Many of the retail jobs are unlikely to return, as online shopping and automated kiosks continue to shrink the sector, said Jonathan Bowles, the director of the Center for an Urban Future, a public policy think tank.

More than 70 percent of the more than 300,000 retail jobs in the city are held by Black, Hispanic and Asian workers, many of whom do not have college degrees, according to a June report from the policy group.

The job losses contributed to a growing unemployment gap: 12.2 percent of Black New Yorkers were unemployed in the first quarter of 2023, compared to 1.3 percent of white New Yorkers, the widest disparity this century. The gap narrowed moderately in the spring, when the Black unemployment rate fell to 9.4 percent, Dr. Parrott said.

Wages are down and poverty is up.

For middle-income New Yorkers, stagnant wages and inflation have cut deeper than in any other big city in the country.

From 2019 to 2022, the median household income in New York City fell below $75,000, a nearly 7 percent drop — four times the national rate of decline and the steepest slide among the 10 largest American cities, according to an analysis of census data by the Center for New York City Affairs.

The median household income in Manhattan fell below $96,000, a more than 11 percent drop, while the Bronx, the city’s poorest borough, remained flat at $45,500.

In the same period, more people living on the margins faced financial challenges. Over 18 percent of New Yorkers, or 1.5 million people, were living in poverty, up from 16 percent before the pandemic, the biggest increase among major cities. An individual making less than $15,000 a year, or a family of four making below $30,000, were considered impoverished last year, according to the census. The poverty rates for Black and Latino New Yorkers were roughly twice the rate of white residents.

Now, economic hardship is spurring demand for more public aid. In July, 480,230 New Yorkers received state or federal cash assistance, a 51 percent increase from February 2020, before Covid gripped the city, Dr. Parrott said.

It’s a different recovery at the top.

Wages have increased for some during the pandemic, but mostly for the already affluent, according to Lauren Melodia, deputy economic director at the Center for New York City Affairs.

In an analysis of labor data that split workers into three categories, low-wage earners, who made an average of $40,000 last year, received an average pay bump of $186 annually from 2019 to 2022. The top-tier earners, who made an average of $217,000 last year, received an average pay bump of $5,100 in each of those years, or 27 times more in extra income than low-paid workers.

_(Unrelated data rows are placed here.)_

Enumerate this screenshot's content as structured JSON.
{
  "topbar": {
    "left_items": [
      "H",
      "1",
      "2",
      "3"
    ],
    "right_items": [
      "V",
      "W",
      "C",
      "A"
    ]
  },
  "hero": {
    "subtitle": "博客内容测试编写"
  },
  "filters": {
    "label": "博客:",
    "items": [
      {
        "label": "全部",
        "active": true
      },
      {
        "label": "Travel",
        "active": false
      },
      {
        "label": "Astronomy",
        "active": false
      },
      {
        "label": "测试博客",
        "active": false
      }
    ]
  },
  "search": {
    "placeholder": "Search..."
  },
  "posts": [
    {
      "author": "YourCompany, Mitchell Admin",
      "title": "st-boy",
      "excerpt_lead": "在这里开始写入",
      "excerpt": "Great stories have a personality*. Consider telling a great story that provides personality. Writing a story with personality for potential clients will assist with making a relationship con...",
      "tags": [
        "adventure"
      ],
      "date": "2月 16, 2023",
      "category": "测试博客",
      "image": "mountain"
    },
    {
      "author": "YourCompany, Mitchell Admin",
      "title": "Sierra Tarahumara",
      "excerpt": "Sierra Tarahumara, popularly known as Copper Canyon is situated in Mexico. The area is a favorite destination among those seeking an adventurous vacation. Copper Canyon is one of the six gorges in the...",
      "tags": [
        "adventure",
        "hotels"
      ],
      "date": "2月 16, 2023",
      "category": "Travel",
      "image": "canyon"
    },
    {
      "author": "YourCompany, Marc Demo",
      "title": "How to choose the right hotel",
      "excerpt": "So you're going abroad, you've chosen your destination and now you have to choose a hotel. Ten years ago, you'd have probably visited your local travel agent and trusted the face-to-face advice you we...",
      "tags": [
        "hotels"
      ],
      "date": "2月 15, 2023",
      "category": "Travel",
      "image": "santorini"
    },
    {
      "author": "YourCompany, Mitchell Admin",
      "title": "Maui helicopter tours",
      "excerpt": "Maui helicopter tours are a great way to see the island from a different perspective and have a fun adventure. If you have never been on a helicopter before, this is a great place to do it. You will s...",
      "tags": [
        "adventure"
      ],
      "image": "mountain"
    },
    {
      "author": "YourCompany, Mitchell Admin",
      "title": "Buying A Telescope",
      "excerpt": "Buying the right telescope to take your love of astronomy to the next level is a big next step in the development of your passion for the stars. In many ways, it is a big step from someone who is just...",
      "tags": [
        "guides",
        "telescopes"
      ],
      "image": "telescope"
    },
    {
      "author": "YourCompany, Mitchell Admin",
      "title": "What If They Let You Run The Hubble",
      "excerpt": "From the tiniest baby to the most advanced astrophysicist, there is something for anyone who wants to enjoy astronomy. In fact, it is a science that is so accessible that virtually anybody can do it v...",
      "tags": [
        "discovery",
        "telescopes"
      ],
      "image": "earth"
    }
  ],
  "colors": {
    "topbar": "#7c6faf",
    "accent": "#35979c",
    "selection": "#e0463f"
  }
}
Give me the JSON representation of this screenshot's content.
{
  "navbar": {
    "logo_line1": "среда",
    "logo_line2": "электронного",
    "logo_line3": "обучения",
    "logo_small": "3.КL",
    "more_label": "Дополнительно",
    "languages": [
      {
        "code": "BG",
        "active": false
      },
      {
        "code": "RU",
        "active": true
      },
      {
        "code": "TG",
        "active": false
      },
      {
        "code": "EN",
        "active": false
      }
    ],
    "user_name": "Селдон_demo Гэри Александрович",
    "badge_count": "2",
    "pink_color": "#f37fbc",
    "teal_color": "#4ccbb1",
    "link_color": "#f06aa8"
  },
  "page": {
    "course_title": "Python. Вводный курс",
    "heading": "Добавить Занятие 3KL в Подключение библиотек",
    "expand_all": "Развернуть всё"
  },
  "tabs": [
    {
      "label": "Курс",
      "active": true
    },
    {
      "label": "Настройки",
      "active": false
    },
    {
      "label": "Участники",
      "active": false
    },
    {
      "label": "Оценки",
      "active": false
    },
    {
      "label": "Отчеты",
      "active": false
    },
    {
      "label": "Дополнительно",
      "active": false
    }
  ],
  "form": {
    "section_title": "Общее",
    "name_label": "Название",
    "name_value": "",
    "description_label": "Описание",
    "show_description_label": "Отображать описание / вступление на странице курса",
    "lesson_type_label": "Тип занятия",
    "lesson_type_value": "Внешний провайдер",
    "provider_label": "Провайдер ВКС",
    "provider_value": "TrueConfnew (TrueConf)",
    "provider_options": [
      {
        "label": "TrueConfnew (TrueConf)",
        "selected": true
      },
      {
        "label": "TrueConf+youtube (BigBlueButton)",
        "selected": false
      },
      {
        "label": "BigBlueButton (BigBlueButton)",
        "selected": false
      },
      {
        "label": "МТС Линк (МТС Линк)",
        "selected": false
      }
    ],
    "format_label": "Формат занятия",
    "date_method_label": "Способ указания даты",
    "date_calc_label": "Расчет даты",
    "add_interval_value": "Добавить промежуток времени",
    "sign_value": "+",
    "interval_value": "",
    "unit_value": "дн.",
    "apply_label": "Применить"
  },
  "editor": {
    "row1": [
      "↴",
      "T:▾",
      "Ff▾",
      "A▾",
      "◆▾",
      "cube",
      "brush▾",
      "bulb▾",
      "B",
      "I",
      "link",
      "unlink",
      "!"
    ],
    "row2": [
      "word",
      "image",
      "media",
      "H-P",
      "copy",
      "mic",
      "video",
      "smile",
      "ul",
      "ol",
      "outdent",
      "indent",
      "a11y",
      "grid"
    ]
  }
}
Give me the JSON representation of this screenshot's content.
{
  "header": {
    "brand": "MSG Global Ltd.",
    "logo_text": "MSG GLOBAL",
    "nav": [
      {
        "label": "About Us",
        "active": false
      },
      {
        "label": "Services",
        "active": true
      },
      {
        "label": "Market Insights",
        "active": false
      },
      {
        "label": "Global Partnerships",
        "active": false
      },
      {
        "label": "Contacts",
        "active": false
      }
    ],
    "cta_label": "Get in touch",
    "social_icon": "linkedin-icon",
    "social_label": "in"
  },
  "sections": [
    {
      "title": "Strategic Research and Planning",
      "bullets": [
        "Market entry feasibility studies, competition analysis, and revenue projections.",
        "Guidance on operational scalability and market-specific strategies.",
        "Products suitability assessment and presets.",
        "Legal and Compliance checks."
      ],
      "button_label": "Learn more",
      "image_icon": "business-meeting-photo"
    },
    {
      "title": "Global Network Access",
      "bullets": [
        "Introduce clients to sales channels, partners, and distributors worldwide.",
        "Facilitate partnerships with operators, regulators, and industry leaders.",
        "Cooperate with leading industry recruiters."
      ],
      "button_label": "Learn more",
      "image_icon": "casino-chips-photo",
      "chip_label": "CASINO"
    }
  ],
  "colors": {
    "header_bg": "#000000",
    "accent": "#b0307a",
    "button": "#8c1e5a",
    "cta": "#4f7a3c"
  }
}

In September, a month before the mayor’s job recovery announcement, the city marked a different milestone: Three of its boroughs — Manhattan, Brooklyn and the Bronx — were among the counties with the largest income disparities in the country.

In Manhattan, which topped the list, the wealthiest fifth of residents earned an average household income of $545,549, or more than 53 times as much as the bottom 20 percent, who earned an average of $10,259, according to Social Explorer, a demographic data firm.

It was the largest gap recorded since the census began reporting the data in 2006.